こんな青春も悪くない!

しばらく、沈黙が続いた。

シーンとした空気がさらに、この雰囲気を重くする。

誰も喋らない。

それもそのはず。

目の前で告白し、目の前で振られた人がいるのだから。

この空気を突き破ったのは麻里だった。

「えっと、そこの尚平さんでしたか、が、ご交際をお断りになられたあとなのでどうかと思いますが。」

と、言って僕の方をチラッと見る。

余計涙が込み上げて来た。

「自己紹介をしておきますわね。
私は、天森麻里と言う者ですわ。
そして、このボーイッシュの方が。」

「は~い。
私は、八王寺香菜恵です。
血液型はO型。
スリーサイズは…。
聞きたい?」

「「はい。」」

雅光と雁太がほぼ同時に身を乗り出して答える。

いや、雁太の方が少し早かった。

さすがは雁太。

「でも、内緒。」

とたんにガックリしている二人。

見ているこっちも恥ずかしくなってくる。

まあ、本音を言えば、僕も聞きたかったんだけどね。

「あっ、私は、越田蓮です。
えっと、スリーサイズは、………」

うーん。

聞こえないや。

っと思って雁太を見ると、

「っ!!」

カキカキカキ

パタン

「どうした、尚平。」

何か手帳に書き込んでいた。

あとで見してもらおう。

べっ、別に、雁太と話したい訳じゃないんだからね。

ただ、あの崇高なる手帳の中身を見たいという、健全な男子中学生なだけだからね。

まだコッチ系には足を踏み入れてないんだからね。

「なんか墓穴を掘ってる気がするぞ、尚平。

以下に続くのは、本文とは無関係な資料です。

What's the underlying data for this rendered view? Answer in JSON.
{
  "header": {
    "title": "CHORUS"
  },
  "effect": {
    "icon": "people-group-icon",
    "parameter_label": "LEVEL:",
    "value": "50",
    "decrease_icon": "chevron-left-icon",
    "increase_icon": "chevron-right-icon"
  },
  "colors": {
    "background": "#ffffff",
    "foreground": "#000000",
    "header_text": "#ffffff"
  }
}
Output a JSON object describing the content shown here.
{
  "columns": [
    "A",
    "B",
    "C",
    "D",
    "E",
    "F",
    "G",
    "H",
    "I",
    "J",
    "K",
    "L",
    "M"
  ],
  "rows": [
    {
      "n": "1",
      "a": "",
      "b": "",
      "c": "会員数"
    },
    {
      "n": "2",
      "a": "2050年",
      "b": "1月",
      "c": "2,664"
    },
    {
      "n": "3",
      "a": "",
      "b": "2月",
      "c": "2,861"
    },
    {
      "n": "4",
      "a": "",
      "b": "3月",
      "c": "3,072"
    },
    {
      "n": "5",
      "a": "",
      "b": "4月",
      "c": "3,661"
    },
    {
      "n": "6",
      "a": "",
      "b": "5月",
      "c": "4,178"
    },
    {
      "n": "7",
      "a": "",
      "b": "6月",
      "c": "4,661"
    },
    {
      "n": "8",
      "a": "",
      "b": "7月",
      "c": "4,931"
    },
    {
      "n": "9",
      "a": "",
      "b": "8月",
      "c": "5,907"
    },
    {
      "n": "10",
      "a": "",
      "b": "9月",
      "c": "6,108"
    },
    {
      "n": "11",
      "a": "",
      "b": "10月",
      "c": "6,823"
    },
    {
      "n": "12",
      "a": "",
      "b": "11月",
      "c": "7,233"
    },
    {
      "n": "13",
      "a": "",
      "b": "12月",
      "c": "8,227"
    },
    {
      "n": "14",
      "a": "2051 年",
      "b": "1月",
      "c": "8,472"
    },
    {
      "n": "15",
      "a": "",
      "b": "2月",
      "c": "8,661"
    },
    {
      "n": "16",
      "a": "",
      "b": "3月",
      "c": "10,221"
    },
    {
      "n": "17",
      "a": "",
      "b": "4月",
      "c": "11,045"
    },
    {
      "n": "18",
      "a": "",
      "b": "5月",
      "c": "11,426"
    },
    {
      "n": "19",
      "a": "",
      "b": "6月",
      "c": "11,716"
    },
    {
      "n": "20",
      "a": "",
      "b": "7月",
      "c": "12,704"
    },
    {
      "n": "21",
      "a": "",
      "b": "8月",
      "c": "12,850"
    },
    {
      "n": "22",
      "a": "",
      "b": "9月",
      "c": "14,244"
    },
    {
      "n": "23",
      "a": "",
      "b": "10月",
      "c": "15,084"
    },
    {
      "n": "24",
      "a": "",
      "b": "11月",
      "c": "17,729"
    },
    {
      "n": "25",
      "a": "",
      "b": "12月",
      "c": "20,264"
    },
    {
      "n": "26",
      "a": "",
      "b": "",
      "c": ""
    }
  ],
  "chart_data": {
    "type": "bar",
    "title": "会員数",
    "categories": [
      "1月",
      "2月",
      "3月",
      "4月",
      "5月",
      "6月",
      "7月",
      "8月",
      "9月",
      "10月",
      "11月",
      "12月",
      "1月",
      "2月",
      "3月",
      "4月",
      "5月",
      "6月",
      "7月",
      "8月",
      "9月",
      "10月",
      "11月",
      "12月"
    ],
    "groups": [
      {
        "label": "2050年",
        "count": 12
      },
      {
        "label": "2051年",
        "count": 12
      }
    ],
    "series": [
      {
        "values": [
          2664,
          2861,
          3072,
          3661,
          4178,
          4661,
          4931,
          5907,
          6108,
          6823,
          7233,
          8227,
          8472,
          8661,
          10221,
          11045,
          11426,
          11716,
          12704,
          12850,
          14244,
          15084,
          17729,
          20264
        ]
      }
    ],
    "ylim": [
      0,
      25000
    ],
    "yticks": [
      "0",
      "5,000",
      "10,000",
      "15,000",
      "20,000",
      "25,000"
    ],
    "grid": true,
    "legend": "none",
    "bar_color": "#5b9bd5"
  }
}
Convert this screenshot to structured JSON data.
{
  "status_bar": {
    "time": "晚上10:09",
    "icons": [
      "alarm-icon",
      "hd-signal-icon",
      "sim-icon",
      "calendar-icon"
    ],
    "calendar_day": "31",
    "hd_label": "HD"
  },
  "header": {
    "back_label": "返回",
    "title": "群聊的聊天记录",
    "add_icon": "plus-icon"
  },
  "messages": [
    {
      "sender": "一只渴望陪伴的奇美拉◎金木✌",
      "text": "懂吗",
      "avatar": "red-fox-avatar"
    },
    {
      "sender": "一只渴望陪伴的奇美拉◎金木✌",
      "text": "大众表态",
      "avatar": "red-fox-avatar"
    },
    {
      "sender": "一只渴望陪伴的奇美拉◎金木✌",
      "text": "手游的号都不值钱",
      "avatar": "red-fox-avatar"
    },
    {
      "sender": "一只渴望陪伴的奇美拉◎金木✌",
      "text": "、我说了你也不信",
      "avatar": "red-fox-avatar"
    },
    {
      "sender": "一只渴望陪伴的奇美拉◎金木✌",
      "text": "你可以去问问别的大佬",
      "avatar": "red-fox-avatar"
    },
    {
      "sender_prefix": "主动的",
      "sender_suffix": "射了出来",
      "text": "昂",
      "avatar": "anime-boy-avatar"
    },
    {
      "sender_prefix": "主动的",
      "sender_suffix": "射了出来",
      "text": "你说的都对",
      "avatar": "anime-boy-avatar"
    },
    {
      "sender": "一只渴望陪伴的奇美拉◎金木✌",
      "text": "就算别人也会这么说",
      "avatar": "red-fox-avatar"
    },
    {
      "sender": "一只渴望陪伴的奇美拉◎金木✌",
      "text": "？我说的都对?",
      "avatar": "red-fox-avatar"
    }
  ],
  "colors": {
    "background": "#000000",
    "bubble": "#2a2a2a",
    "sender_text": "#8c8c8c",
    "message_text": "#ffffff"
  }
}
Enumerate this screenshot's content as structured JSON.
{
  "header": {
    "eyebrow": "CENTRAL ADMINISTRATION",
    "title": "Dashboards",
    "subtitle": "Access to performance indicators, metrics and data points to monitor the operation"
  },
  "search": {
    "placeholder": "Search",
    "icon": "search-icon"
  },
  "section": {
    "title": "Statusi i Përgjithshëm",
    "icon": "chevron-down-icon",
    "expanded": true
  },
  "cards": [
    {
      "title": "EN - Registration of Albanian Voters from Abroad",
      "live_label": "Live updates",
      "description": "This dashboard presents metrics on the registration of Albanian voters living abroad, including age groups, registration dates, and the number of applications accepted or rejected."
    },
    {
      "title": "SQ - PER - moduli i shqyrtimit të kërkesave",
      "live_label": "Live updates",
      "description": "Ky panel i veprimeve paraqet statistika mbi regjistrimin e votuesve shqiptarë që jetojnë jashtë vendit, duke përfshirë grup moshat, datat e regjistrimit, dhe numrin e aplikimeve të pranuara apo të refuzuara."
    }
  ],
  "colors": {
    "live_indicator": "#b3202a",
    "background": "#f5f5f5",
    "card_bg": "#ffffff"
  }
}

」

こうして、1日が終わった。

なんか、どっと疲れがたまった。

しかし、いいこともあった。

蓮さんのことだ。

確かにあの時は振られたと思った。

でも、今は違う。

勝てばいい。

勝ちさえすれば蓮さんと付き合えるのだ。

僕は、空を見つめながら誓った。

絶対、あの三人組を倒してやると。